Previously, he has published on the historical struggles over the democratization and centralization of the Dutch state. Currently, his research focuses on the role of specific new media, such as blogs, Internet forums, and social network sites, in contemporary political conflicts.

Dr. Bernhard Rieder
is Assistant Professor of New Media. His research interests focus on the history, theory, and politics of software, more particularly on the role of algorithms in social processes and the production of knowledge. He has worked as a Web programmer on various projects, including digital methods based research.

Prof. Richard Rogers
is university professor and chair in New Media and Digital Culture at the University of Amsterdam. Recently he was Annenberg Fellow at the University of Pennsylvania and visiting scholar at MIT. He is author of Technological Landscapes (London: Royal College of Art, 1999), Information Politics on the Web (Cambridge, MA: MIT Press, 2004), The End of the Virtual (Amsterdam University Press, 2009), and editor of Preferred Placement: Knowledge Politics on the Web (Maastricht: Jan van Eyck, 2000).

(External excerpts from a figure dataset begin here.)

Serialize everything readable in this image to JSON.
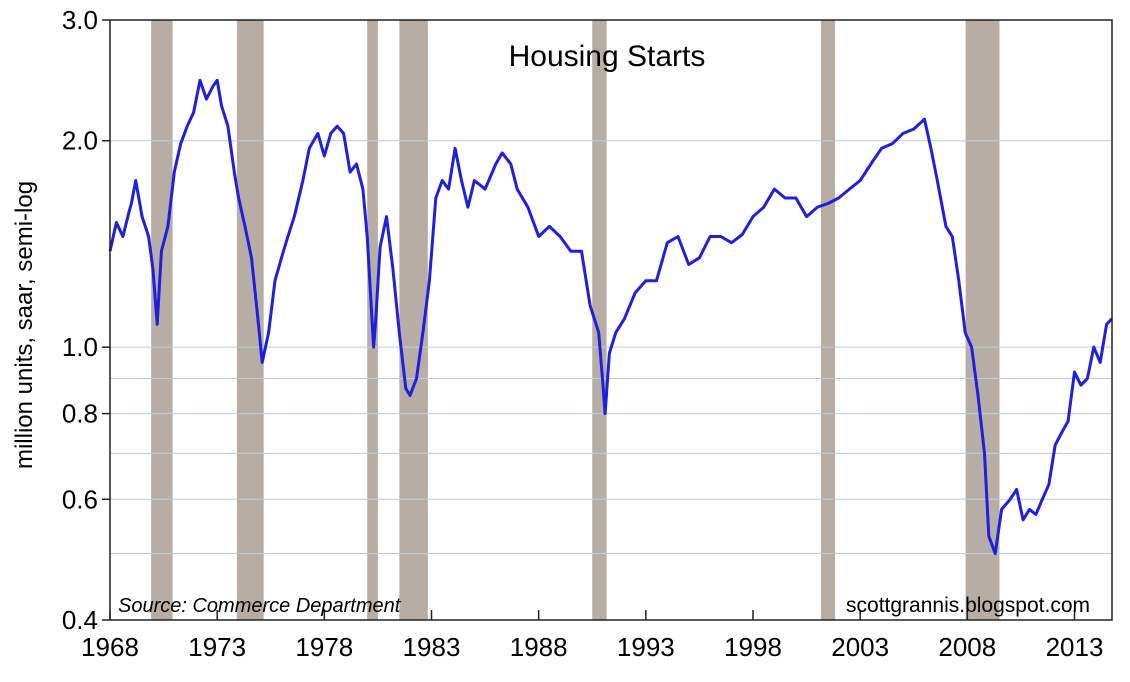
{
  "chart_data": {
    "type": "line",
    "title": "Housing Starts",
    "ylabel": "million units, saar, semi-log",
    "xlabel": "",
    "y_scale": "log",
    "ylim": [
      0.4,
      3.0
    ],
    "xlim": [
      1968,
      2014.75
    ],
    "x_ticks": [
      "1968",
      "1973",
      "1978",
      "1983",
      "1988",
      "1993",
      "1998",
      "2003",
      "2008",
      "2013"
    ],
    "y_ticks": [
      "3.0",
      "2.0",
      "1.0",
      "0.8",
      "0.6",
      "0.4"
    ],
    "y_gridlines": [
      0.5,
      0.6,
      0.7,
      0.8,
      0.9,
      1.0,
      2.0
    ],
    "grid": true,
    "colors": {
      "line": "#1f1fe0",
      "recession": "#b8ada4",
      "grid": "#b9cfe0"
    },
    "recessions": [
      [
        1969.92,
        1970.92
      ],
      [
        1973.92,
        1975.17
      ],
      [
        1980.0,
        1980.5
      ],
      [
        1981.5,
        1982.83
      ],
      [
        1990.5,
        1991.17
      ],
      [
        2001.17,
        2001.83
      ],
      [
        2007.92,
        2009.5
      ]
    ],
    "annotations": {
      "source": "Source:  Commerce Department",
      "credit": "scottgrannis.blogspot.com"
    },
    "series": [
      {
        "values": [
          [
            1968.0,
            1.38
          ],
          [
            1968.3,
            1.52
          ],
          [
            1968.6,
            1.45
          ],
          [
            1968.9,
            1.58
          ],
          [
            1969.0,
            1.62
          ],
          [
            1969.2,
            1.75
          ],
          [
            1969.5,
            1.55
          ],
          [
            1969.8,
            1.45
          ],
          [
            1970.0,
            1.3
          ],
          [
            1970.2,
            1.08
          ],
          [
            1970.4,
            1.38
          ],
          [
            1970.7,
            1.5
          ],
          [
            1971.0,
            1.8
          ],
          [
            1971.3,
            1.98
          ],
          [
            1971.6,
            2.1
          ],
          [
            1971.9,
            2.2
          ],
          [
            1972.2,
            2.45
          ],
          [
            1972.5,
            2.3
          ],
          [
            1972.8,
            2.4
          ],
          [
            1973.0,
            2.45
          ],
          [
            1973.2,
            2.25
          ],
          [
            1973.5,
            2.1
          ],
          [
            1973.8,
            1.8
          ],
          [
            1974.0,
            1.65
          ],
          [
            1974.3,
            1.5
          ],
          [
            1974.6,
            1.35
          ],
          [
            1974.9,
            1.1
          ],
          [
            1975.1,
            0.95
          ],
          [
            1975.4,
            1.05
          ],
          [
            1975.7,
            1.25
          ],
          [
            1976.0,
            1.35
          ],
          [
            1976.3,
            1.45
          ],
          [
            1976.6,
            1.55
          ],
          [
            1977.0,
            1.75
          ],
          [
            1977.3,
            1.95
          ],
          [
            1977.7,
            2.05
          ],
          [
            1978.0,
            1.9
          ],
          [
            1978.3,
            2.05
          ],
          [
            1978.6,
            2.1
          ],
          [
            1978.9,
            2.05
          ],
          [
            1979.2,
            1.8
          ],
          [
            1979.5,
            1.85
          ],
          [
            1979.8,
            1.7
          ],
          [
            1980.0,
            1.45
          ],
          [
            1980.3,
            1.0
          ],
          [
            1980.4,
            1.1
          ],
          [
            1980.6,
            1.4
          ],
          [
            1980.9,
            1.55
          ],
          [
            1981.2,
            1.3
          ],
          [
            1981.5,
            1.05
          ],
          [
            1981.8,
            0.87
          ],
          [
            1982.0,
            0.85
          ],
          [
            1982.3,
            0.9
          ],
          [
            1982.6,
            1.05
          ],
          [
            1982.9,
            1.25
          ],
          [
            1983.2,
            1.65
          ],
          [
            1983.5,
            1.75
          ],
          [
            1983.8,
            1.7
          ],
          [
            1984.1,
            1.95
          ],
          [
            1984.4,
            1.75
          ],
          [
            1984.7,
            1.6
          ],
          [
            1985.0,
            1.75
          ],
          [
            1985.5,
            1.7
          ],
          [
            1986.0,
            1.85
          ],
          [
            1986.3,
            1.92
          ],
          [
            1986.7,
            1.85
          ],
          [
            1987.0,
            1.7
          ],
          [
            1987.5,
            1.6
          ],
          [
            1988.0,
            1.45
          ],
          [
            1988.5,
            1.5
          ],
          [
            1989.0,
            1.45
          ],
          [
            1989.5,
            1.38
          ],
          [
            1990.0,
            1.38
          ],
          [
            1990.4,
            1.15
          ],
          [
            1990.8,
            1.05
          ],
          [
            1991.0,
            0.88
          ],
          [
            1991.1,
            0.8
          ],
          [
            1991.3,
            0.98
          ],
          [
            1991.6,
            1.05
          ],
          [
            1992.0,
            1.1
          ],
          [
            1992.5,
            1.2
          ],
          [
            1993.0,
            1.25
          ],
          [
            1993.5,
            1.25
          ],
          [
            1994.0,
            1.42
          ],
          [
            1994.5,
            1.45
          ],
          [
            1995.0,
            1.32
          ],
          [
            1995.5,
            1.35
          ],
          [
            1996.0,
            1.45
          ],
          [
            1996.5,
            1.45
          ],
          [
            1997.0,
            1.42
          ],
          [
            1997.5,
            1.46
          ],
          [
            1998.0,
            1.55
          ],
          [
            1998.5,
            1.6
          ],
          [
            1999.0,
            1.7
          ],
          [
            1999.5,
            1.65
          ],
          [
            2000.0,
            1.65
          ],
          [
            2000.5,
            1.55
          ],
          [
            2001.0,
            1.6
          ],
          [
            2001.5,
            1.62
          ],
          [
            2002.0,
            1.65
          ],
          [
            2002.5,
            1.7
          ],
          [
            2003.0,
            1.75
          ],
          [
            2003.5,
            1.85
          ],
          [
            2004.0,
            1.95
          ],
          [
            2004.5,
            1.98
          ],
          [
            2005.0,
            2.05
          ],
          [
            2005.5,
            2.08
          ],
          [
            2006.0,
            2.15
          ],
          [
            2006.3,
            1.95
          ],
          [
            2006.6,
            1.75
          ],
          [
            2007.0,
            1.5
          ],
          [
            2007.3,
            1.45
          ],
          [
            2007.6,
            1.25
          ],
          [
            2007.9,
            1.05
          ],
          [
            2008.2,
            1.0
          ],
          [
            2008.5,
            0.85
          ],
          [
            2008.8,
            0.7
          ],
          [
            2009.0,
            0.53
          ],
          [
            2009.3,
            0.5
          ],
          [
            2009.6,
            0.58
          ],
          [
            2010.0,
            0.6
          ],
          [
            2010.3,
            0.62
          ],
          [
            2010.6,
            0.56
          ],
          [
            2010.9,
            0.58
          ],
          [
            2011.2,
            0.57
          ],
          [
            2011.5,
            0.6
          ],
          [
            2011.8,
            0.63
          ],
          [
            2012.1,
            0.72
          ],
          [
            2012.4,
            0.75
          ],
          [
            2012.7,
            0.78
          ],
          [
            2013.0,
            0.92
          ],
          [
            2013.3,
            0.88
          ],
          [
            2013.6,
            0.9
          ],
          [
            2013.9,
            1.0
          ],
          [
            2014.2,
            0.95
          ],
          [
            2014.5,
            1.08
          ],
          [
            2014.75,
            1.1
          ]
        ]
      }
    ]
  }
}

His forthcomingbook, Digital Methods, is to be published by MIT Press.

Dr Jan Simons  
is Associate Professor in New Media. He has published on cinema, photography, new media theory and game theory. His research focuses on the processes of convergence and divergence brought about by new media. His latest book is entitled Playing the Waves: Lars von Trier‘s Game Cinema.

Department

New Media and Digital Culture is an English-language programme of the Master in Media Studies. The programme is organised by the Department of Media Studies of the Faculty of Humanities at the University of Amsterdam.